Day After Anniversary Ruminations


It was our 37th wedding anniversary yesterday.  So, if you will indulge an "old cat" some romantic rambling...

I can't remember not thinking about women. 

In an interview with Alan Alda, (and I'm paraphrasing from memory), he said...

"I was raised by a chorus girl mother.  I have a distinct memory when I was about three years old when the chorus girls would change costumes.  They would say, "Hide your eyes in the dresses while we change."  Oh, the smell of the women that hung on the long rack of dresses!  Even then, I can remember realizing slyly that they didn't think I had yet experienced the boy-girl "thing.""  [Paraphrased.]

Occasionally, when my children were old enough, we farmed them out to babysitters for a weekend together at a rustic cabin beside a lake.  We spent more time in the cabin than gazing at the lake.  Once, some years later, my oldest son remarked how noticeable it was how much more relaxed and at peace we were when we came back.  I don't recall the exact words.

I ran into something similar in a recent Newsweek article about Barack and Michelle...

Speaking about Barack and Michelle: "There is no doubting their physical attraction.  Reporters liked to snicker at how much looser the candidate seemed after spending the occasional night at home or on the road with his wife."  Newsweek, November 17, 2008, p 65

Let's get technical, quoting from Why We Believe - Newsweek, November 3, 2008, p 59

A bundle of neu­rons in the superior parietal lobe, a region toward the top and rear of the brain, for in­stance, distinguishes where your body ends and the material world begins.
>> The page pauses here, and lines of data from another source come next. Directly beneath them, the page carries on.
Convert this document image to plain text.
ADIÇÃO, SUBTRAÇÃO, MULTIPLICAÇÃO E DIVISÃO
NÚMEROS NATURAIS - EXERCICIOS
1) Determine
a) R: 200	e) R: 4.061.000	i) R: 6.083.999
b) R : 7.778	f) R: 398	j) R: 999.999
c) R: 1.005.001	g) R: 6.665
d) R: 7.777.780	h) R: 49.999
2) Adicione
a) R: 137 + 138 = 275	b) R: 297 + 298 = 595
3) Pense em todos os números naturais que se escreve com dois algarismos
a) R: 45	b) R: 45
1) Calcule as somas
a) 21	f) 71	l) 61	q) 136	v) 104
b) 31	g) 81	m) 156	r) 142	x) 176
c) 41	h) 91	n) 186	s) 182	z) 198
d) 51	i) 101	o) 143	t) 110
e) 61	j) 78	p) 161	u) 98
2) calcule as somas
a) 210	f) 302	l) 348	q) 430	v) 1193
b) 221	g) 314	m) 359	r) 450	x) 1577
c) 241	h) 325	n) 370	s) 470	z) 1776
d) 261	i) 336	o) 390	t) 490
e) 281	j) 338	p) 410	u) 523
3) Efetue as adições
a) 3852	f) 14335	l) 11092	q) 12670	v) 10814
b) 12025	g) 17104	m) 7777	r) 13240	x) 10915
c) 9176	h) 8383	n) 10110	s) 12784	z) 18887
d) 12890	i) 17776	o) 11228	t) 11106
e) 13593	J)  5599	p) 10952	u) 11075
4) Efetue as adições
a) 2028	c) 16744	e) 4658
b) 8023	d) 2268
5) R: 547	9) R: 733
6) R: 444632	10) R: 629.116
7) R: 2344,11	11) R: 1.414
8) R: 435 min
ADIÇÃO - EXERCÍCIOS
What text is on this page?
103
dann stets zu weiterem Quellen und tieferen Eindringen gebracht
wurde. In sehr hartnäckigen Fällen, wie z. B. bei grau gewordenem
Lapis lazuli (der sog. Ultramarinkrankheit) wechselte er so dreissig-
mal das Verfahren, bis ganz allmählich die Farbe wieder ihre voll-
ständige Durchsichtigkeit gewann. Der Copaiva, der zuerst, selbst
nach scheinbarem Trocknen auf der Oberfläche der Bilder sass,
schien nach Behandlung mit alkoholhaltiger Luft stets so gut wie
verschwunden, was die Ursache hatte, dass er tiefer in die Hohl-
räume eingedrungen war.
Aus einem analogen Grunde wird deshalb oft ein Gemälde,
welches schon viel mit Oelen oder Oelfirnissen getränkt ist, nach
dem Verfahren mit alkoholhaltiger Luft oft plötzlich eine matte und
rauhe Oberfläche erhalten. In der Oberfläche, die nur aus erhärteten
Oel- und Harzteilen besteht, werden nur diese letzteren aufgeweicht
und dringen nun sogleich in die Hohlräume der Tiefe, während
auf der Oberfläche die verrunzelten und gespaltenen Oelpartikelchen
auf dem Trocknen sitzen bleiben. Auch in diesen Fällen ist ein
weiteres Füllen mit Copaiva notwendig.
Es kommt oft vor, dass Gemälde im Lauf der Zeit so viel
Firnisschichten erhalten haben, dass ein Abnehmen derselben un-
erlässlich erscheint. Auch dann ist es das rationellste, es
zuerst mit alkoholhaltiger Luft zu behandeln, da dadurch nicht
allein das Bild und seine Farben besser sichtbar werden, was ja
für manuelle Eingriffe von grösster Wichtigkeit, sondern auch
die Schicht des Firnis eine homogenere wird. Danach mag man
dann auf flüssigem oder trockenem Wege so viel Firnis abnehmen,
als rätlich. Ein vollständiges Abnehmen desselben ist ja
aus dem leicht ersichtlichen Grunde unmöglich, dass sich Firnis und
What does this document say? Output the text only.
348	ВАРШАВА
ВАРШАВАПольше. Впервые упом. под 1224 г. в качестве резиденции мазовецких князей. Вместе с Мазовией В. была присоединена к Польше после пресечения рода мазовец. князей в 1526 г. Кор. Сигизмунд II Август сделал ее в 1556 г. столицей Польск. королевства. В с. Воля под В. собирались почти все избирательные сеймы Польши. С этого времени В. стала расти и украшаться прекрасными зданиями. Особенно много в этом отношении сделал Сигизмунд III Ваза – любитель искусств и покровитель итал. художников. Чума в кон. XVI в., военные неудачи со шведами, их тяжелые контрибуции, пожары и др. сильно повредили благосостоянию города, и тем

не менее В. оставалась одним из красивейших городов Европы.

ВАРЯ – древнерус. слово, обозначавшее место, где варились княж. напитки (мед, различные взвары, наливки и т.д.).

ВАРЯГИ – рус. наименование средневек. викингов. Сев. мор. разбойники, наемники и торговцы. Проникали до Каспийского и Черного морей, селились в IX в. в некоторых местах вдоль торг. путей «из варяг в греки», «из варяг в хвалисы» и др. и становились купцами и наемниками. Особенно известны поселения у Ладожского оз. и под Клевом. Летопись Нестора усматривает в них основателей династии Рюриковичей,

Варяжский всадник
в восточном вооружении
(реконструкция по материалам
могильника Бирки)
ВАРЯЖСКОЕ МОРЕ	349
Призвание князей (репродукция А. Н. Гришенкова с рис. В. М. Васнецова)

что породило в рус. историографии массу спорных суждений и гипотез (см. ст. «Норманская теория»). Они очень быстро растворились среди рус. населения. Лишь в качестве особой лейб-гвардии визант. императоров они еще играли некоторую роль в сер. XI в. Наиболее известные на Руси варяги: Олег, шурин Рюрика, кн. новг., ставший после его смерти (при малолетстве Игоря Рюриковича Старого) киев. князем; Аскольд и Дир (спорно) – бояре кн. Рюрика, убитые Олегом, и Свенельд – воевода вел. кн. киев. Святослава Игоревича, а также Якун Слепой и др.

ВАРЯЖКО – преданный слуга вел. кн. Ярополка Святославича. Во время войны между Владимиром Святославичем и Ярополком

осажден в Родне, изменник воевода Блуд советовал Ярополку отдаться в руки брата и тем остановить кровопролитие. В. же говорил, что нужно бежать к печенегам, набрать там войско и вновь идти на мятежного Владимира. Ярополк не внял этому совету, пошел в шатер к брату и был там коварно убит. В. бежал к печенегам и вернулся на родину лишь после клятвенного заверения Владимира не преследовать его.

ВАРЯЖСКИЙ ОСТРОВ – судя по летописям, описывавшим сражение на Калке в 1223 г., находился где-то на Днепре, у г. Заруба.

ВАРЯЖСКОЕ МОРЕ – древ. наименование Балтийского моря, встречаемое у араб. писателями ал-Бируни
With­out it, you couldn't navigate through a door frame. But other areas of the brain, including the thinking regions in the frontal lobes, sometimes send "turn off!" signals to this structure, such as when we are falling asleep or when we feel physical communion with another person (that's a euphemism for sex). During intense prayer or meditation, brain-imaging stud­ies show, the structure is also especially quiet. Unable to find the dividing line be­tween self and world, the brain adapts by experiencing a sense of holism and con­nectedness. You feel a part of something larger than yourself.  

 Translated... 

  • A part of my brain distinguishes where my body ends and my wife's body begins.
  • During sex this area shuts down, and I am not as able to determine where my body ends and my wife's body begins.
  • A feeling of physical and emotional connectedness results.

 Well, sign me up!  No wonder so many pagan religions used temple prostitutes to enhance the worship experience.  (Not condoning the practice.  But, not speaking lightly about it either.)

 What is the point of all this?  Possibly, it's stated in the following quotation from the movie "Eight Days a Week"...

 "People are supposed to make love. It is out main purpose in life. All those other activities (playing the violin, washing dishes, reading novels, driking wine) are just ways of passing time until you can make love again."